Clearly neither of them were getting enough exercise. The man could do with walking another four and a half kilometres, the husky, another 29 and a half, in a climate that's 20 degrees colder.

Dan Donoher of Kildare Animal Foundation says there's a clear problem with people owning them, and not really knowing what it is they actually have in the back garden.

“They're not being exercised enough and they're getting all these problems. They're becoming hyper, getting stressed out, losing weight. And their mental health suffers as well.

“They're cute and cuddly when they're puppies, but when they're six months old, it's a different story altogether.”

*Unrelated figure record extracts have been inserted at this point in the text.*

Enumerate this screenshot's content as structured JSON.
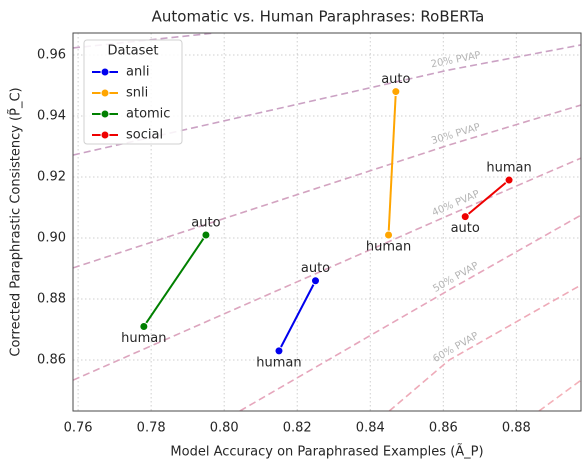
{
  "chart_data": {
    "type": "line",
    "title": "Automatic vs. Human Paraphrases: RoBERTa",
    "xlabel": "Model Accuracy on Paraphrased Examples (Ã_P)",
    "ylabel": "Corrected Paraphrastic Consistency (P̃_C)",
    "xlim": [
      0.7586,
      0.8977
    ],
    "ylim": [
      0.8433,
      0.9672
    ],
    "xticks": [
      {
        "value": 0.76,
        "label": "0.76"
      },
      {
        "value": 0.78,
        "label": "0.78"
      },
      {
        "value": 0.8,
        "label": "0.80"
      },
      {
        "value": 0.82,
        "label": "0.82"
      },
      {
        "value": 0.84,
        "label": "0.84"
      },
      {
        "value": 0.86,
        "label": "0.86"
      },
      {
        "value": 0.88,
        "label": "0.88"
      }
    ],
    "yticks": [
      {
        "value": 0.86,
        "label": "0.86"
      },
      {
        "value": 0.88,
        "label": "0.88"
      },
      {
        "value": 0.9,
        "label": "0.90"
      },
      {
        "value": 0.92,
        "label": "0.92"
      },
      {
        "value": 0.94,
        "label": "0.94"
      },
      {
        "value": 0.96,
        "label": "0.96"
      }
    ],
    "grid": true,
    "legend": {
      "title": "Dataset",
      "position": "upper left"
    },
    "series": [
      {
        "name": "anli",
        "color": "#0000ee",
        "x": [
          0.825,
          0.815
        ],
        "values": [
          0.886,
          0.863
        ],
        "point_labels": [
          "auto",
          "human"
        ]
      },
      {
        "name": "snli",
        "color": "#ffa500",
        "x": [
          0.847,
          0.845
        ],
        "values": [
          0.948,
          0.901
        ],
        "point_labels": [
          "auto",
          "human"
        ]
      },
      {
        "name": "atomic",
        "color": "#008000",
        "x": [
          0.795,
          0.778
        ],
        "values": [
          0.901,
          0.871
        ],
        "point_labels": [
          "auto",
          "human"
        ]
      },
      {
        "name": "social",
        "color": "#ee0000",
        "x": [
          0.878,
          0.866
        ],
        "values": [
          0.919,
          0.907
        ],
        "point_labels": [
          "human",
          "auto"
        ]
      }
    ],
    "contours": [
      {
        "color": "#c9a3c6",
        "x": [
          0.7586,
          0.7974
        ],
        "values": [
          0.9623,
          0.9672
        ]
      },
      {
        "label": "20% PVAP",
        "color": "#cba2c4",
        "x": [
          0.7586,
          0.8616,
          0.8977
        ],
        "values": [
          0.9272,
          0.9551,
          0.9633
        ]
      },
      {
        "label": "30% PVAP",
        "color": "#d3a3c0",
        "x": [
          0.7586,
          0.8616,
          0.8977
        ],
        "values": [
          0.8902,
          0.9305,
          0.9436
        ]
      },
      {
        "label": "40% PVAP",
        "color": "#dca5be",
        "x": [
          0.7586,
          0.8616,
          0.8977
        ],
        "values": [
          0.8534,
          0.9075,
          0.9262
        ]
      },
      {
        "label": "50% PVAP",
        "color": "#e6a6bc",
        "x": [
          0.8043,
          0.8616,
          0.8977
        ],
        "values": [
          0.8433,
          0.883,
          0.9075
        ]
      },
      {
        "label": "60% PVAP",
        "color": "#eeaab8",
        "x": [
          0.8452,
          0.8616,
          0.8977
        ],
        "values": [
          0.8433,
          0.86,
          0.8846
        ]
      },
      {
        "color": "#f4b0b8",
        "x": [
          0.8862,
          0.8977
        ],
        "values": [
          0.8433,
          0.8534
        ]
      }
    ]
  }
}
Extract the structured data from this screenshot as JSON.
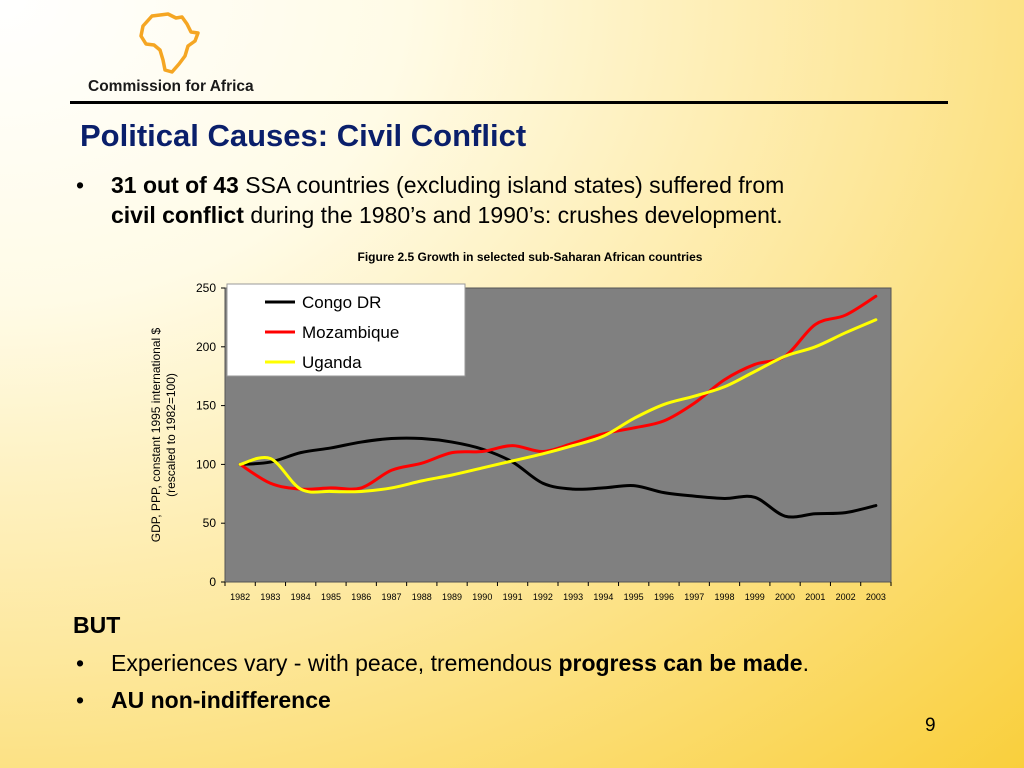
{
  "logo": {
    "text": "Commission for Africa",
    "icon": "africa-map-icon",
    "color": "#f5a623"
  },
  "title": "Political Causes: Civil Conflict",
  "bullet1": {
    "bold_a": "31 out of 43",
    "text_a": " SSA countries (excluding island states) suffered from",
    "bold_b": "civil conflict",
    "text_b": " during the 1980’s and 1990’s: crushes development."
  },
  "figure_caption": "Figure 2.5 Growth in selected sub-Saharan African countries",
  "chart_data": {
    "type": "line",
    "title": "Figure 2.5 Growth in selected sub-Saharan African countries",
    "ylabel": "GDP, PPP, constant 1995 international $ (rescaled to 1982=100)",
    "ylabel_lines": [
      "GDP, PPP, constant 1995 international $",
      "(rescaled to 1982=100)"
    ],
    "xlabel": "",
    "ylim": [
      0,
      250
    ],
    "yticks": [
      0,
      50,
      100,
      150,
      200,
      250
    ],
    "x": [
      "1982",
      "1983",
      "1984",
      "1985",
      "1986",
      "1987",
      "1988",
      "1989",
      "1990",
      "1991",
      "1992",
      "1993",
      "1994",
      "1995",
      "1996",
      "1997",
      "1998",
      "1999",
      "2000",
      "2001",
      "2002",
      "2003"
    ],
    "series": [
      {
        "name": "Congo DR",
        "color": "#000000",
        "values": [
          100,
          102,
          110,
          114,
          119,
          122,
          122,
          119,
          113,
          102,
          84,
          79,
          80,
          82,
          76,
          73,
          71,
          72,
          56,
          58,
          59,
          65
        ]
      },
      {
        "name": "Mozambique",
        "color": "#ff0000",
        "values": [
          100,
          84,
          79,
          80,
          80,
          95,
          101,
          110,
          111,
          116,
          111,
          118,
          126,
          131,
          137,
          152,
          172,
          185,
          192,
          219,
          227,
          243
        ]
      },
      {
        "name": "Uganda",
        "color": "#ffff00",
        "values": [
          100,
          105,
          79,
          77,
          77,
          80,
          86,
          91,
          97,
          103,
          109,
          116,
          124,
          139,
          151,
          158,
          166,
          179,
          192,
          200,
          212,
          223
        ]
      }
    ],
    "plot_background": "#808080",
    "legend_placement": "top-left",
    "grid": false
  },
  "but_label": "BUT",
  "bullet2": {
    "text": "Experiences vary - with peace, tremendous ",
    "bold": "progress can be made",
    "end": "."
  },
  "bullet3": {
    "bold": "AU non-indifference"
  },
  "page_number": "9"
}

He's quite clear: “The simple fifteen minute walk just doesn't cut it anymore. They can go for hours and hours.”

Dan blames films for making them popular and irresponsible breeders for essentially taking the money and running.

“We get a lot of them in here, people asking us to rehouse them,” which, he says, is difficult.

And if that wasn't bad enough, people are confusing them with Malamutes, which look similar, but are bigger (over six stone rather than four) and far stronger and need even more exercise.

These breeds have been created over centuries by humanity for specific purposes. Looking pretty and fluffy in suburban Kildare backgardens is not one of them, and is, in fact, a cruelty.

It is cruel to impose upon any animal an environment and lifestyle so foreign to them that it makes them unhealthy.

It's time to do the responsible thing.

If you insist on owning a husky, either be prepared to adopt one from Kildare Animal Foundation along with a new lifestyle that includes long distance running - or get a Jack Russell.